Date and time of answer: 08 Dec 2022 at 17:26.
The PQ answer seems to raise even more questions than the initial PQ. The answer fails to answer the second question about the amount of tax revenue likely to be raised by the additional 260,000 taxpayers (we estimate this at £156m, but it could be less if behaviourial responses reduce the amounts raised). The answer also fails to answer the third question the extra cost of administration that will be required for the additional 260,000 taxpayers (who we estimate will be paying an average of an extra £600 per head).
PQ answer said 260,000 individuals and trusts are estimated to be brought into the scope of cgt as a result of this measure. THIS IS NEW INFORMATION.
The PQ restated the estimated additional tax revenue in 2024/25 of £425 million from reducing the threshold from £12,300 to £3,000 for 2023/24. We knew this already as it is on page 23 of this document.
The 260,000 will have gains between £3,000 and £12,300, which will be taxable. The geometric mean between £3,000 and £12,300 is roughly £6,000 and this seems a good estimate of the average capital gain of these 260,000. The average CGT per head to be paid by these 260,000 is therefore about £600. The additional CGT revenue from these 260,000 is therefore 260,000 x (£6,000 average gain – £3,000 CGT threshold) x 20% = £156 million. This is such a small sum in tax terms that it barely moves the needle.
This suggests that the additional revenue from the existing 872,000 of CGT taxpayers will grow by only £269m, i.e. by £308 per person. The source of the 872,000 is https://www.gov.uk/government/statistics/capital-gains-tax-statistics, Table 7.2: Estimated number of taxpayer disposals, disposal proceeds and gains by financial asset type. (The data is for 2019/20.)
However, if all 872,000 paid the CGT on all of their gains between the old and new threshold at 20% tax, the extra CGT tax would be 872,000 x (£12,300-3,000) x 20% = £1,622 million.
There may be an explanation for this difference of £269 million and £1,622 million. The Policy Costing assumptions note “The costing accounts for multiple behavioural responses including bringing forward disposals, reducing investments, taking earnings as income as opposed to capital gains and knock-on impacts on Stamp Duty Land Tax revenues.” Or the Treasury may have underestimated this by a factor of 5.

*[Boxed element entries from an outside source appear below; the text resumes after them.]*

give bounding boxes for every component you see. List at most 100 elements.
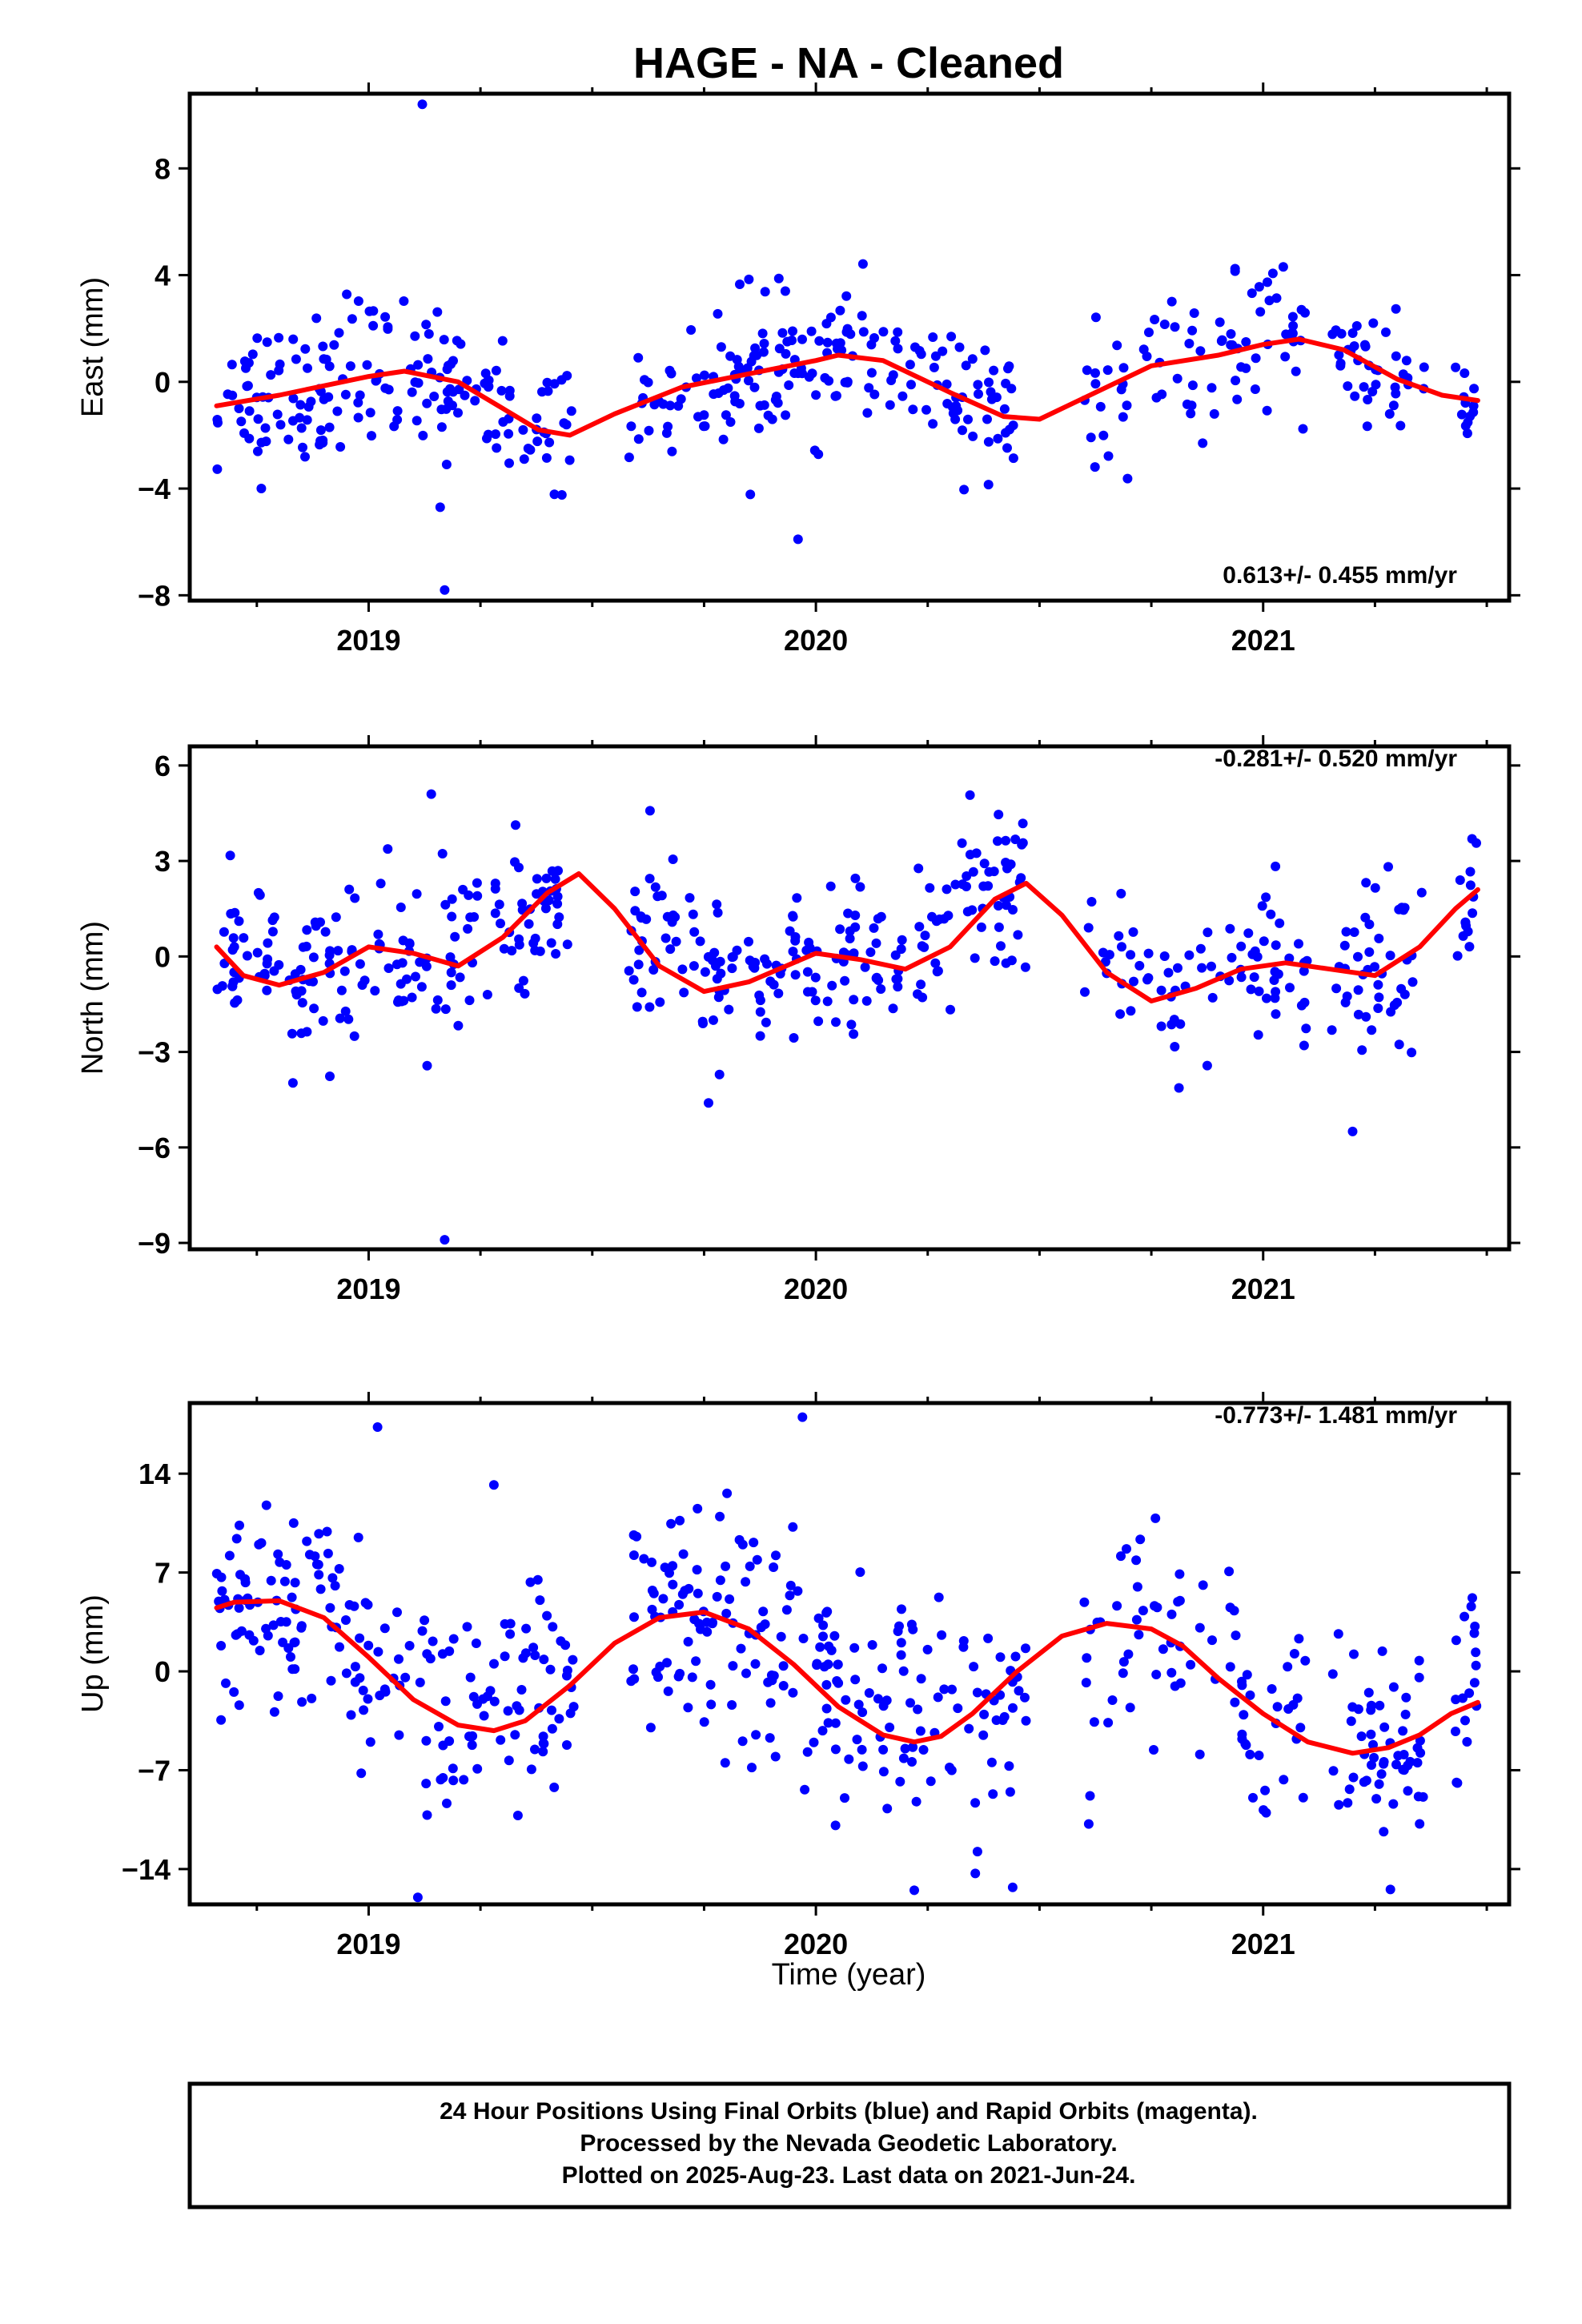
data-point: [683, 1637, 693, 1647]
data-point: [1128, 927, 1138, 937]
data-point: [1102, 365, 1113, 376]
data-point: [1231, 1630, 1241, 1641]
data-point: [841, 1695, 851, 1705]
data-point: [626, 1676, 636, 1687]
data-point: [862, 408, 873, 418]
x-tick-label: 2019: [336, 1273, 400, 1305]
data-point: [893, 982, 903, 992]
data-point: [482, 433, 492, 444]
data-point: [913, 863, 924, 874]
data-point: [629, 1612, 639, 1622]
data-point: [1207, 992, 1218, 1003]
data-point: [308, 952, 319, 963]
data-point: [917, 992, 928, 1003]
data-points: [211, 1412, 1482, 1903]
data-point: [813, 1613, 824, 1623]
data-point: [716, 342, 726, 352]
data-point: [1288, 320, 1299, 331]
data-point: [1469, 1678, 1480, 1688]
y-tick-label: 14: [139, 1458, 171, 1490]
data-point: [383, 324, 393, 334]
data-point: [1175, 1019, 1186, 1029]
data-point: [1013, 930, 1023, 940]
data-point: [749, 351, 759, 361]
data-point: [1262, 993, 1271, 1003]
data-point: [247, 349, 258, 360]
data-point: [789, 368, 800, 378]
data-point: [751, 1730, 761, 1740]
data-point: [547, 1723, 557, 1734]
data-point: [965, 850, 975, 860]
data-point: [542, 377, 552, 388]
data-point: [295, 964, 306, 975]
data-point: [715, 1511, 725, 1522]
data-point: [1353, 1009, 1363, 1019]
data-point: [394, 1654, 404, 1664]
data-point: [718, 434, 729, 444]
data-point: [453, 1020, 464, 1031]
data-point: [829, 1630, 840, 1641]
data-point: [1272, 1702, 1283, 1712]
data-point: [309, 1003, 319, 1014]
data-point: [239, 428, 249, 438]
data-point: [628, 975, 639, 985]
data-point: [422, 1060, 432, 1071]
data-point: [830, 1744, 841, 1755]
data-point: [568, 1655, 578, 1665]
data-point: [350, 1662, 360, 1672]
plot-frame: [187, 1401, 1512, 1907]
data-point: [447, 911, 457, 922]
data-point: [809, 1737, 819, 1747]
data-point: [484, 382, 493, 392]
data-point: [788, 1522, 798, 1532]
data-point: [318, 341, 328, 352]
data-point: [275, 1557, 285, 1567]
data-point: [518, 975, 528, 986]
data-point: [319, 354, 329, 364]
data-point: [1014, 1686, 1024, 1696]
data-point: [391, 959, 402, 970]
data-point: [1271, 861, 1281, 871]
data-point: [755, 1031, 765, 1041]
data-point: [1082, 365, 1092, 376]
outlier-point: [1347, 1126, 1358, 1136]
data-point: [1283, 1662, 1293, 1672]
y-tick-label: −4: [138, 472, 171, 505]
data-point: [1363, 395, 1373, 404]
data-point: [1001, 378, 1011, 388]
data-point: [472, 878, 482, 888]
data-point: [365, 408, 375, 418]
data-point: [1203, 927, 1213, 938]
data-point: [1239, 1710, 1249, 1720]
data-point: [375, 1691, 385, 1701]
data-point: [350, 1677, 360, 1687]
data-point: [1353, 985, 1363, 995]
data-point: [1347, 1702, 1358, 1712]
data-point: [1243, 928, 1254, 939]
data-point: [1151, 1670, 1162, 1679]
data-point: [363, 1640, 374, 1651]
data-point: [339, 966, 350, 976]
data-point: [968, 866, 978, 877]
data-point: [1327, 1669, 1338, 1679]
data-point: [383, 963, 394, 973]
data-point: [538, 1731, 548, 1742]
data-point: [849, 995, 859, 1005]
data-point: [1394, 1039, 1404, 1050]
data-point: [452, 336, 462, 346]
data-point: [510, 1730, 520, 1740]
data-point: [958, 1642, 969, 1652]
data-point: [500, 1618, 510, 1629]
data-point: [1209, 408, 1219, 419]
data-point: [931, 916, 942, 927]
data-point: [1301, 1023, 1311, 1034]
data-point: [1451, 1727, 1460, 1736]
data-point: [1296, 1000, 1307, 1011]
data-point: [550, 874, 560, 884]
data-point: [524, 919, 534, 929]
x-tick-label: 2020: [784, 624, 848, 657]
data-point: [1086, 897, 1097, 907]
data-point: [928, 419, 938, 429]
data-point: [873, 914, 883, 924]
data-point: [790, 970, 801, 980]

The figures Government have quoted are for all forms of Capital Gains, not just quoted shares. I hope that only 260,000 extra shareholders will be dragged into the CGT net by this change. However, I fear it will be many more. They are an estimated 5 million shareholders of quoted companies and funds and in 2019/20 only 498,000 people paid CGT on quoted shares (and funds of shares).
The government’s estimate of the cost of implementing this measure doesn’t seem to allow for the extra costs of handling all the queries that are bound to arise from taxpayers unused to complex CGT calculations.